CATES: A belated happy nurses, hospital, teachers, and graduation week

By Carol A. Cates, MSN, MBA, RN

Chief Nursing Officer

Odessa Regional Medical Center

The week of May 7-14, 2023, with a bit of variation on stop and start dates, was the week that honored a whole lot of people who are incredibly important not just to me personally, but to us as a society.

It was Nurses Week, a week to honor the most trusted professionals in healthcare. It was Hospital Week, a week to honor the huge multidisciplinary team it takes to make a hospital, the haven for the most vulnerable in our society, work well. It was Teacher Appreciation Week, a week to show teachers, the people who help create our future, how much we appreciate the hard work we do, and finally it was graduation week for many colleges. They are the future everyone in the first three groups had a part in creating in those graduates as they were born and grew up to be healthy, well-educated adults. I wanted to take a few minutes to just tell each of those groups thank you and congratulations today, even though it is a bit belated.

First, I wanted to talk about Nurses Week. The American Nurses Association theme for the week is, “You make a difference.” I like that theme because as a nurse myself, there are days I need that reminder. While nursing has become a well-paying job, there isn’t enough money to pay nurses, or anyone in healthcare, what they deserve.

Nursing can be emotionally, physically, and spiritually draining. I don’t know very many nurses who haven’t had an experience that has woken them up at night with a nightmare or kept them awake wondering if they missed something or could have done something differently. I have, and I know many nurses who also have physical scars from nursing because of work related injuries. I have, and I know many nurses who have been a last confessor, held the hand of a dying patient who had no one there, and even done baptisms and last rights, even though we are not formal clergy, because we are the only ones who can.

When you are a nurse, you are always a nurse. It’s not something you can “turn off” when you leave work. Every nurse I know has been approached by a neighbor, friend, or relative and asked to look at a wound, a kid with a rash or bump or bruise, and symptoms of an illness with the question, “What should I do?” And, while the answer is very often, “go see a doctor,” I know we always try to help. Except for 2001, when firefighters rightfully won that honor, nurses have been honored as the “most trusted profession” by national polls every year that trusted profession polling has existed. I think that the fact that nurses always try to help is why. That is also why I think we need reminding we make a difference, because sometimes the help we can give is just not enough—which is the reason for the nightmares and sleepless nights. So, from me to my colleagues, please remember, you make a HUGE difference! Thank you for being a nurse!

Hospital Week overlaps Nurses Week, which is fitting, because in hospitals, most employees are nurses. But nurses cannot make a hospital work without a myriad of other people. From housekeepers to physicians and everyone in between, a hospital is not a building, it is a massive group of people all working for one goal, to get someone ill or injured well enough to be taken care of with a little help, or if we cannot get them well, to give them the best possible quality of life for the little time they have left. That is what I like best about Hospital Week, its not about honoring one profession in healthcare, it’s about honoring the team. It’s about recognizing none of us are in this alone, even patients and families play a part in making a hospital work and work well. If you work in a hospital, Thank You!

Another job that there will never be a big enough paycheck for is being a teacher. Being a teacher is tough. I cannot begin to imagine how hard it is to work with children every day, especially in a world of AI, social media, and increasing school violence. Yet, teachers still manage to motivate and inspire kid to grow and learn and be better. Everyone I ask about who influenced them to become the person they are today will name family and a teacher. That certainly is true for me. Mine was a professor at Texas A&M who told me “Genius is not explaining a concept to a colleague, genius is being able to explain a concept to anyone.” Teachers hold our future. The truly deserve the honor of recognition. Thank You Teachers! You are amazing.
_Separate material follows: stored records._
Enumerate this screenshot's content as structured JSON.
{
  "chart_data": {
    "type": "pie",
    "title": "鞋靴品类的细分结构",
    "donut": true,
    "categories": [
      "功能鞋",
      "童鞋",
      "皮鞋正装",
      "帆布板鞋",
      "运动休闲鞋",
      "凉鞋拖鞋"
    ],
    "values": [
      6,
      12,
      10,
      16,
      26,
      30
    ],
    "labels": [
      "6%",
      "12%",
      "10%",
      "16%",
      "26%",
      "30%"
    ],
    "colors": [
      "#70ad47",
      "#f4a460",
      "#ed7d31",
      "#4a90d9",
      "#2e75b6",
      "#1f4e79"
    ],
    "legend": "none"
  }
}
For those of you who graduated recently or are about to graduate, Thank you too. Thank you for the hard work in preparing for the future and I hope you go on to make a difference as well. Make sure as you graduate, you thank your parents and teachers, and all the other people who made your hard work possible. Thank You and Congratulations!
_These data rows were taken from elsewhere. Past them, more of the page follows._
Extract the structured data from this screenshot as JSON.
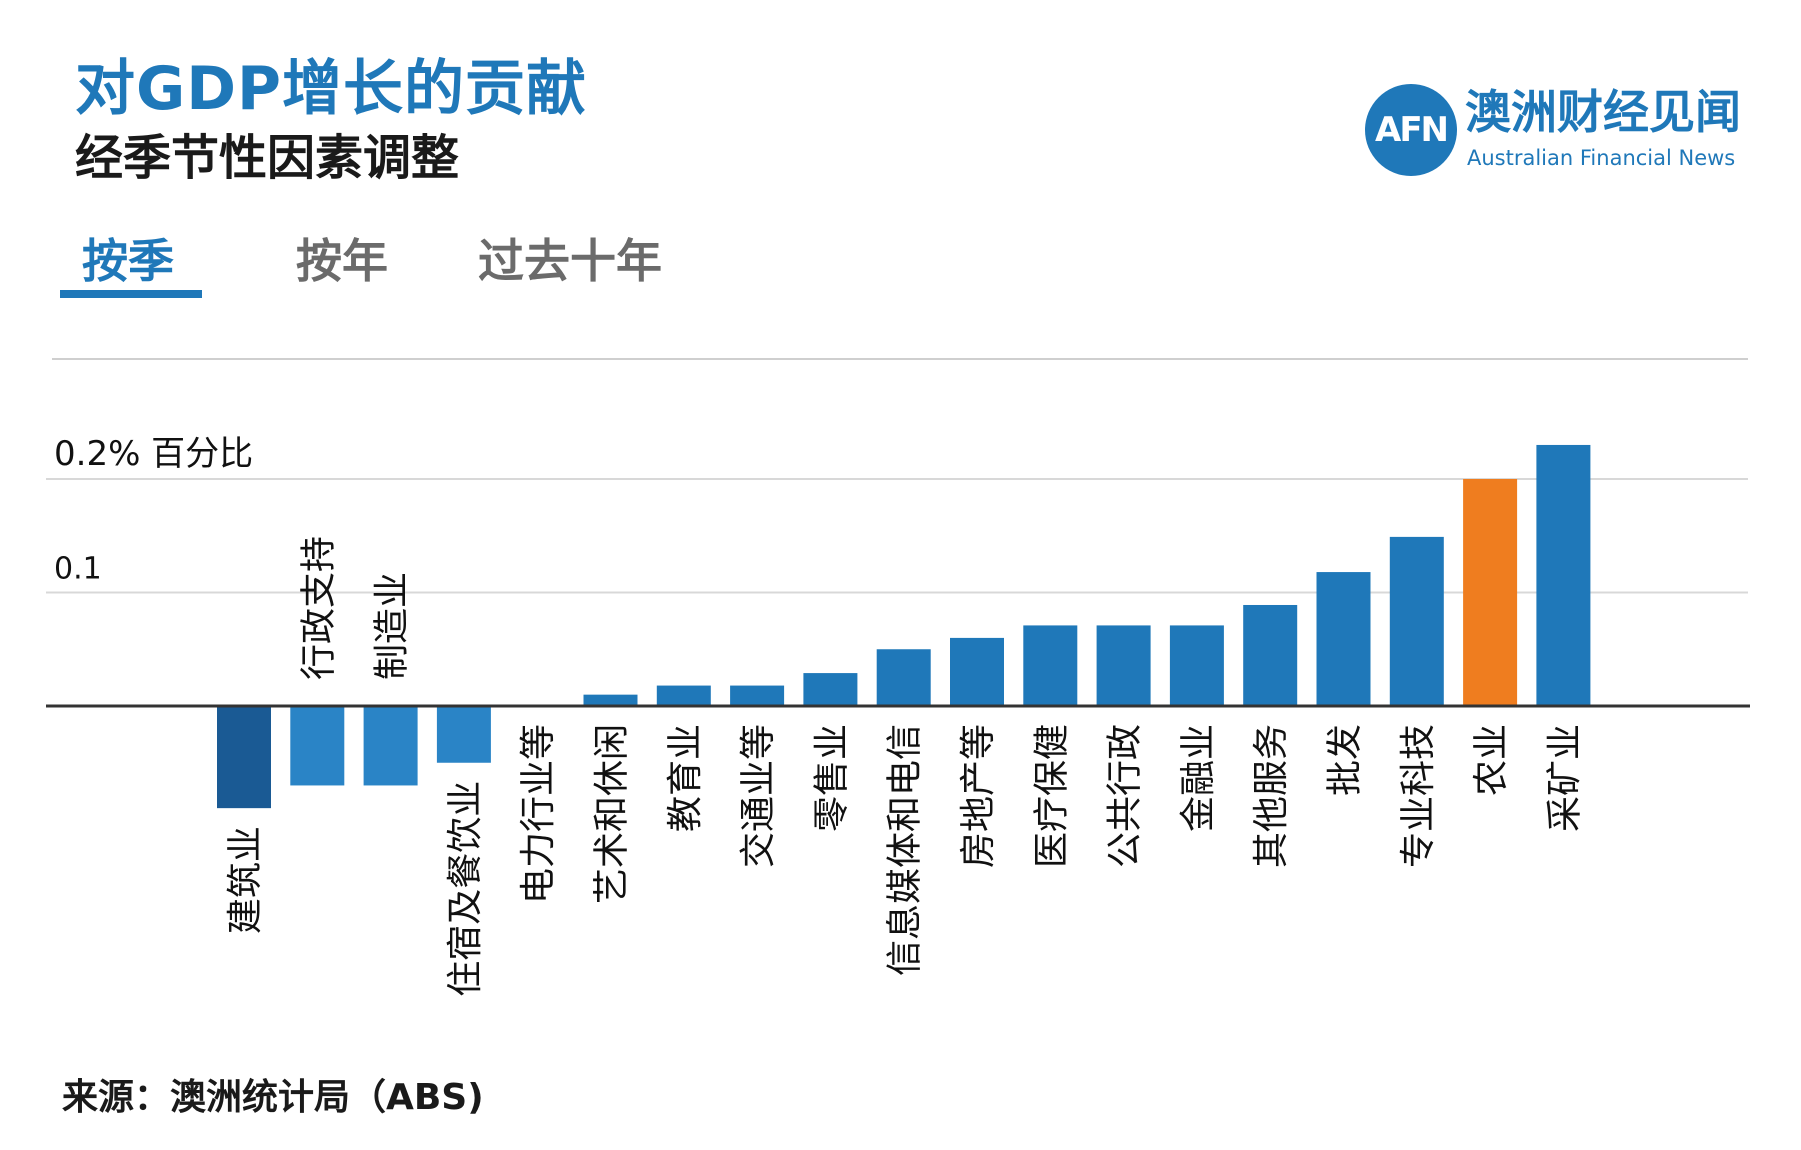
{
  "header": {
    "title": "对GDP增长的贡献",
    "subtitle": "经季节性因素调整"
  },
  "logo": {
    "mark": "AFN",
    "name_cn": "澳洲财经见闻",
    "name_en": "Australian Financial News"
  },
  "tabs": [
    {
      "label": "按季",
      "active": true
    },
    {
      "label": "按年",
      "active": false
    },
    {
      "label": "过去十年",
      "active": false
    }
  ],
  "footer": {
    "source": "来源：澳洲统计局（ABS)"
  },
  "colors": {
    "accent": "#1f78b9",
    "highlight": "#ef7d1f",
    "dark_bar": "#1a5a94",
    "negative_bar": "#2a84c6"
  },
  "chart_data": {
    "type": "bar",
    "ylim": [
      -0.12,
      0.31
    ],
    "ticks": [
      {
        "value": 0.2,
        "label": "0.2% 百分比"
      },
      {
        "value": 0.1,
        "label": "0.1"
      }
    ],
    "categories": [
      "建筑业",
      "行政支持",
      "制造业",
      "住宿及餐饮业",
      "电力行业等",
      "艺术和休闲",
      "教育业",
      "交通业等",
      "零售业",
      "信息媒体和电信",
      "房地产等",
      "医疗保健",
      "公共行政",
      "金融业",
      "其他服务",
      "批发",
      "专业科技",
      "农业",
      "采矿业"
    ],
    "values": [
      -0.09,
      -0.07,
      -0.07,
      -0.05,
      0.0,
      0.01,
      0.018,
      0.018,
      0.029,
      0.05,
      0.06,
      0.071,
      0.071,
      0.071,
      0.089,
      0.118,
      0.149,
      0.2,
      0.23
    ],
    "highlight": "农业",
    "title": "对GDP增长的贡献",
    "xlabel": "",
    "ylabel": ""
  }
}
Lastly, I want to thank one more person. Our Texas Rep. Brooks Landgraf. Brooks, along with several of his colleagues in the Texas House and Senate wrote several bills, which were eventually combined into one bill, SB 840, to help protect healthcare workers from violence in Texas hospitals. Just as Nurses week and Hospital week commenced, SB 840 passed both the Texas House and Senate, and if signed by Governor Abbott, it will increase the charges and penalties for those who knowingly commit assault and battery against health care workers in hospitals. Thank you, Brooks, for working to make hospitals, and those that work in them, safer. You, too, make a difference.